The JavaScript Developer is a series of interviews with JS developers where they share their stories, inspirations and life lessons. This is the third part of the series.
Irene Ros is an open source JavaScript developer with a focus on creating engaging, informative and interactive data-driven interfaces and visualizations. She worked for a number of years at IBM, the highlight of her experience there being the work at the Visual Communication Lab at IBM research. Today, Ros is the Data Visualization Practice Lead at Bocoup, a Boston-based open web technology company.
Here are the excerpts from the interview:
Table of Contents
I have been a programmer for about 20 years now. I remember learning Basic when I got my first computer at the age of 9 and I never really looked back.

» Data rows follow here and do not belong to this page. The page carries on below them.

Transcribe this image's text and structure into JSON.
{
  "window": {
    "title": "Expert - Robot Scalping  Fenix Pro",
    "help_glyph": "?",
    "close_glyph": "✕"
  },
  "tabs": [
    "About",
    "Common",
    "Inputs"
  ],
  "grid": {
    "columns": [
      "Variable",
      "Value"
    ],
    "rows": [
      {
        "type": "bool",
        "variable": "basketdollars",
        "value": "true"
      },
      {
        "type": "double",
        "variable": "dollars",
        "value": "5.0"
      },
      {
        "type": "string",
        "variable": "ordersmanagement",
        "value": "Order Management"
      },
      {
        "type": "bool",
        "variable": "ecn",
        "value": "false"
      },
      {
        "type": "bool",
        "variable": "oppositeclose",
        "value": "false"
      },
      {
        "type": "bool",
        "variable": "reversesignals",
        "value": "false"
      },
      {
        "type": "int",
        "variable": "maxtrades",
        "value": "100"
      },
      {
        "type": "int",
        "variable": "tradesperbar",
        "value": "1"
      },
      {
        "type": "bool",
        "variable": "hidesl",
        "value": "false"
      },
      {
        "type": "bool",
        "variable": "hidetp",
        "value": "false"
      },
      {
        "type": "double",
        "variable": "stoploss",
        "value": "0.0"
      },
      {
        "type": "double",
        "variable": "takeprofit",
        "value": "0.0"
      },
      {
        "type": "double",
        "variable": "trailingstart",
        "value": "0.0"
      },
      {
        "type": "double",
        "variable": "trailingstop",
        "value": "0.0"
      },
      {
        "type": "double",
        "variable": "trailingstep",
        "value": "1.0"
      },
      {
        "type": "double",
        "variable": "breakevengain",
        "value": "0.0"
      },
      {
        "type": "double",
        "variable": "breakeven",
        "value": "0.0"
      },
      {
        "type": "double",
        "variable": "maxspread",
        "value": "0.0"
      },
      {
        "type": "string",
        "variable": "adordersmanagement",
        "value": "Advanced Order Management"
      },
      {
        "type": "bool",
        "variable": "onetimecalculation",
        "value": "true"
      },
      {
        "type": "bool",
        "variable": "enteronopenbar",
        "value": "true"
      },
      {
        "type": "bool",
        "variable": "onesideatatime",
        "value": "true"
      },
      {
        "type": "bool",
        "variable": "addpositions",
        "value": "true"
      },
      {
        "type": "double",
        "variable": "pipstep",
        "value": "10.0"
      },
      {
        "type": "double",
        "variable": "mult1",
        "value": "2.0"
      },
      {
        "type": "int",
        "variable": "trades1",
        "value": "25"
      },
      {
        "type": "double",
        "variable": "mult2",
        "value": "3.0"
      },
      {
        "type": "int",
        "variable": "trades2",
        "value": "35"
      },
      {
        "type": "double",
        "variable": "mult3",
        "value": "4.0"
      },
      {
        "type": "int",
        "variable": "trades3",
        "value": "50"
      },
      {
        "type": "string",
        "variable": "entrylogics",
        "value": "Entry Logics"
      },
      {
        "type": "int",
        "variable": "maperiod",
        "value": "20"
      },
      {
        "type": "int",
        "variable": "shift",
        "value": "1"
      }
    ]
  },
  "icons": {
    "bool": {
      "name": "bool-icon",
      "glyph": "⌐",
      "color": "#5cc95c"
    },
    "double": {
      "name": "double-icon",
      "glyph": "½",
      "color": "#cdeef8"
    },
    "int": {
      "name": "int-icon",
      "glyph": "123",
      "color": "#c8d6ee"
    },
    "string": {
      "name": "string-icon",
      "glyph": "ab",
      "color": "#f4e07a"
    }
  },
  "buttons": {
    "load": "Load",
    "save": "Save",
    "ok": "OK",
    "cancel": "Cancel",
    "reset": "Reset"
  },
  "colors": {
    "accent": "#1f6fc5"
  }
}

Granted, I can’t say I made anything useful back then, but I fell in love with the ability to make computers do things with a few instructions.
At Bocoup, I am the Data Visualization Practice Lead, working with our clients, engineers & community to continue pushing the boundaries of data visualization on the open web. This translates into having many projects at the same time – I am already thinking about our next OpenVis Conf 2015, several community projects that I run: MobileVis, Miso Project and Blocksplorer , as well as working with my fellow engineers and clients to build excellent data visualization stories and interfaces.
I’ve always really enjoyed math and science as a child, and computing seemed like the applied way to use those skills. I was thankful to be in an educational system that recognized such preferences early on and had wonderful supporting structures to enable me. Right now I feel like engineering is an open door to a variety of fields.
Wow it’s been so long, I can’t really remember the first. One of my early big college projects involved figuring out a large open source portal system with the goal of adding real time chat to it. This was probably close to 10 years ago, so it was kind of a crazy idea. That’s when I learned the importance of well documented code and open source communities. Not surprisingly I ended up at Bocoup, where writing good open source software is one of our highest priorities.
JavaScript allows me to very quickly prototype visualizations and be able to share them with lots of other folks on the web. There are many libraries today that are changing the way we create data viz on the web, and I’m thrilled to be working in an environment that offers so much.
Know your data – 95% of data visualization work is data crunching. Learn enough statistical methods to make sure you’re being honest with your audience and making the right conclusions. Learn your visualization methods – there are so many ways to visualize data and each is best applicable in certain situations. Learn when and how to look at various data.
Learn from other languages, learn from general software engineering principals, problem solve issues without a specific language in mind, learn to write pseudo code – computing is a general skill and we have so much to learn from each other across languages and solutions. I know this isn’t very JavaScript specific, but I find this was the most important skill I learned early on and it’s made me a better JavaScript developer.
I’m very precise and methodical – it means that prototyping (writing bad code that needs to be thrown away) isn’t easy for me. I’m getting a lot better at it though – thinking with code is an important skill.
Some of the code I’ve written was used in some amazing ways – by political candidates, scientists exploring some important questions and journalists writing about important news topics. Having what I make be useful is the greatest compliment I can get.
I am a huge foodie and absolutely love to cook. I cook every day, often for hours exploring new ingredients, cuisines, recipes and techniques. I’m very lucky to have such a delicious hobby 🙂
I also paint, sing and hangout with my wonderful dog, friends and family. I am lucky to have a great life in and outside of engineering!
I want to build things that are useful to people ― that help them solve a problem that exists in the real world. Fundamentally, I’m much more interested in people than technology, but as it happens, technology is really important in people’s lives.
You need to be interested in programming and problem solving in general, to be aware of what happens outside of JavaScript, to be good at picking up new languages and libraries, to be unafraid of experimenting and to want to learn new things. Honestly, being a successful JavaScript developer is no different than being a successful developer.
I’d like to help solve a really important problem ― with or without JavaScript. I’m a public radio junkie, so it would probably be about helping public radio reach more people and survive the changing news landscape.
Be curious, open & tolerant to your fellow engineers.